Fronteira, energia, logística e integração regional transformam a cidade em um dos pontos mais estratégicos do desenvolvimento paranaense
Enquanto o debate político se concentra na sucessão de 2026, uma transformação silenciosa avança no Oeste do Paraná. Foz do Iguaçu deixa de ser apenas um destino turístico e amplia seu papel como plataforma logística, energética e econômica da América do Sul.
Quando se fala em Foz do Iguaçu, a imagem mais comum ainda remete às Cataratas e ao turismo.
Mas uma mudança importante está em curso.
A cidade começa a assumir uma posição cada vez mais estratégica para o futuro econômico do Paraná.
Os números ajudam a explicar por quê.
A região abriga a Usina Hidrelétrica de Itaipu, responsável por aproximadamente 8% da energia consumida no Brasil e cerca de 86% da demanda do Paraguai. Ao longo dos últimos anos, Itaipu também ampliou sua atuação em projetos de infraestrutura, inovação, mobilidade, saneamento e desenvolvimento regional, destinando bilhões de reais a iniciativas no Paraná.

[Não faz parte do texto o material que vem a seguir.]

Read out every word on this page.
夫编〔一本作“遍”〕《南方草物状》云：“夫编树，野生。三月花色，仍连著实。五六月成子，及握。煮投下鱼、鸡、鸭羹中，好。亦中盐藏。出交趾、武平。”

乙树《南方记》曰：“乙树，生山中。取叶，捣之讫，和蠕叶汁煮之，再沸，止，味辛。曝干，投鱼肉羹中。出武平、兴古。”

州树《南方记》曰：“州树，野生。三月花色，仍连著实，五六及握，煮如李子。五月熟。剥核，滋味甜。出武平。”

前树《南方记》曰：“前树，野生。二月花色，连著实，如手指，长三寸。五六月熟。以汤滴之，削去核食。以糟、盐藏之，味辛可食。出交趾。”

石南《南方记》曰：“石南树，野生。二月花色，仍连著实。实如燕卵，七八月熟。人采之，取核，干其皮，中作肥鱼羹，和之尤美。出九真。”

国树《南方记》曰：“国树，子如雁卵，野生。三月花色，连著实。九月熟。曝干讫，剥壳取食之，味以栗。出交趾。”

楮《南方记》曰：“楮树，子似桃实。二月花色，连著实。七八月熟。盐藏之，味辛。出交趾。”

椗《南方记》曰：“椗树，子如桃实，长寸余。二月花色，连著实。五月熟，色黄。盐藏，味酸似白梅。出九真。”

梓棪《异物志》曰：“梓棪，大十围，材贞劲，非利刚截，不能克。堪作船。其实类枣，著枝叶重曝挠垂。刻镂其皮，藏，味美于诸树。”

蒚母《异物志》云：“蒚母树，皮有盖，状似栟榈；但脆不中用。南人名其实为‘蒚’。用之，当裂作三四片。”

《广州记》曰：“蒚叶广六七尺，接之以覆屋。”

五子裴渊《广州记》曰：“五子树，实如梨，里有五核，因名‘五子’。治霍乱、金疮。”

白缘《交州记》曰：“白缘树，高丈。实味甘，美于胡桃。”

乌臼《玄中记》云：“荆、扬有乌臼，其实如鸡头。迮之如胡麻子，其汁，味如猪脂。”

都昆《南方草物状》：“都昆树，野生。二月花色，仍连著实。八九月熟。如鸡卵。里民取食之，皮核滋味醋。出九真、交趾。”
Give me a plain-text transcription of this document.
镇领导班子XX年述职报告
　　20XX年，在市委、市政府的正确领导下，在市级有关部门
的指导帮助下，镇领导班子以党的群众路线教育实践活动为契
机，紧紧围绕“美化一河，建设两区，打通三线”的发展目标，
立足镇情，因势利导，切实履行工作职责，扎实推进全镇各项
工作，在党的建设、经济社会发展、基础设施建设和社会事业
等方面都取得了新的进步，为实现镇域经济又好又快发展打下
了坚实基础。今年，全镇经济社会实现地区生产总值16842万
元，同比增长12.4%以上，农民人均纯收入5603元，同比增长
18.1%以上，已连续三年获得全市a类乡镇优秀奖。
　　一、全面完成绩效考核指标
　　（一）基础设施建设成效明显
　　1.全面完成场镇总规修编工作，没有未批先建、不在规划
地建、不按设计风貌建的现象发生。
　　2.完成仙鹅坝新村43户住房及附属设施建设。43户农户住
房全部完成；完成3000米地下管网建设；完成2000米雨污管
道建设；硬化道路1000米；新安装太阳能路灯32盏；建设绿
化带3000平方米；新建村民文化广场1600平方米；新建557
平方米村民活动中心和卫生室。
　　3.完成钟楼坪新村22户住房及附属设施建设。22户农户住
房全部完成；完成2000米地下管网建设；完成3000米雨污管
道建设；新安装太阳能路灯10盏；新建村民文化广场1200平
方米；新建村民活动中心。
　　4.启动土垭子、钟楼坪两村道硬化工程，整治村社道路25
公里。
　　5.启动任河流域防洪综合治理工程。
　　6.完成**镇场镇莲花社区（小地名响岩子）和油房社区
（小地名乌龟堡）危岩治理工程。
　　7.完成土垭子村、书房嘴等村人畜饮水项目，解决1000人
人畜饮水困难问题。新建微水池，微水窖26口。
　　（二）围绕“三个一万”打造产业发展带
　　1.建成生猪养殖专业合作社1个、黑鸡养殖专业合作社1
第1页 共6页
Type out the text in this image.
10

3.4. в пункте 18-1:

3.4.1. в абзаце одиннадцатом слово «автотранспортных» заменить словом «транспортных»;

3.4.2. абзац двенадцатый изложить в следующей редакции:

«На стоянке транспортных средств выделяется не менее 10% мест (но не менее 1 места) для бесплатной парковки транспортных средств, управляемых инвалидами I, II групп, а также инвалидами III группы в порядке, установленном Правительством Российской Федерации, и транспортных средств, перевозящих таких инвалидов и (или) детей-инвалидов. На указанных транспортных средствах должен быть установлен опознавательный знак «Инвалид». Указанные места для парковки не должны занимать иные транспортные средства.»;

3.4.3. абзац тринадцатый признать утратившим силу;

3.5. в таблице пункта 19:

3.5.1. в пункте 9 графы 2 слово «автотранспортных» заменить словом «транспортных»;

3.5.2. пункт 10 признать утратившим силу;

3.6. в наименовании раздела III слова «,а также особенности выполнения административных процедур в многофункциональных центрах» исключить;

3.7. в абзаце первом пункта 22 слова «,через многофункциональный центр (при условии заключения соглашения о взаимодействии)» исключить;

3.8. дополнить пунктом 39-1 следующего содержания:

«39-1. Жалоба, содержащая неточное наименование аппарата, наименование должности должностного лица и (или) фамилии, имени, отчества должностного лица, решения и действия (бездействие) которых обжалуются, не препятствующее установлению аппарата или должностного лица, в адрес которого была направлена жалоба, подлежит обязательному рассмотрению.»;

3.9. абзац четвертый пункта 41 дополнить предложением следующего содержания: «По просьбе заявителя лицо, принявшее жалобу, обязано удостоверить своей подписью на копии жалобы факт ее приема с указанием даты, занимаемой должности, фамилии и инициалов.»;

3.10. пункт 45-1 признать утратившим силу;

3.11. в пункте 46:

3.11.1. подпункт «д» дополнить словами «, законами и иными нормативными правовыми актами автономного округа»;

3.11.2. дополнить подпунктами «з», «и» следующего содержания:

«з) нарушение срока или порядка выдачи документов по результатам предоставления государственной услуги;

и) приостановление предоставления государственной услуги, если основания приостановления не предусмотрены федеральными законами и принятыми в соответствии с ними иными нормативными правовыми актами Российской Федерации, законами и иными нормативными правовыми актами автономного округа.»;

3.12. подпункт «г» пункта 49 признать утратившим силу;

Ao mesmo tempo, Foz tornou-se uma das principais portas de entrada do comércio sul-americano.
A Ponte da Integração Brasil–Paraguai amplia a capacidade logística da fronteira e prepara a região para um crescimento significativo do fluxo de mercadorias entre Brasil, Paraguai, Argentina e Chile.
O contexto regional também mudou.
Segundo dados do Fundo Monetário Internacional (FMI), o Paraguai figura entre as economias que mais cresceram na América do Sul na última década. A expansão do país vizinho fortalece a movimentação econômica da tríplice fronteira e aumenta a relevância estratégica de Foz para empresas ligadas ao comércio exterior, logística e distribuição.
A localização geográfica é outro diferencial.
Poucas cidades brasileiras estão tão próximas dos principais corredores comerciais do Mercosul. A região integra rotas que conectam centros produtores do Sul e Centro-Oeste aos mercados da Argentina, Paraguai, Chile e, cada vez mais, da Ásia por meio dos corredores bioceânicos em desenvolvimento.
O movimento ocorre em paralelo ao crescimento da economia paranaense.
Em 2025, o Paraná registrou US$ 23,6 bilhões em exportações e movimentou 73,5 milhões de toneladas nos portos estaduais, recorde histórico segundo dados do Ministério do Desenvolvimento e da Portos do Paraná.
Esse crescimento exige corredores logísticos mais eficientes.
E é justamente nesse ponto que Foz do Iguaçu ganha relevância.
A cidade deixa de ser apenas um ponto de passagem para turistas e passa a ocupar posição estratégica em temas ligados à energia, comércio exterior, integração regional e atração de investimentos.
A transformação também possui impacto político.
Infraestrutura, fronteira, logística e competitividade tendem a ganhar cada vez mais espaço no debate estadual à medida que o Paraná busca consolidar sua posição como uma das economias mais dinâmicas do país.
Por muito tempo, Foz do Iguaçu foi vista como a porta de entrada para uma das maiores atrações turísticas do mundo.
Agora, começa a se consolidar como uma das portas de entrada para o próximo ciclo de crescimento econômico do Paraná.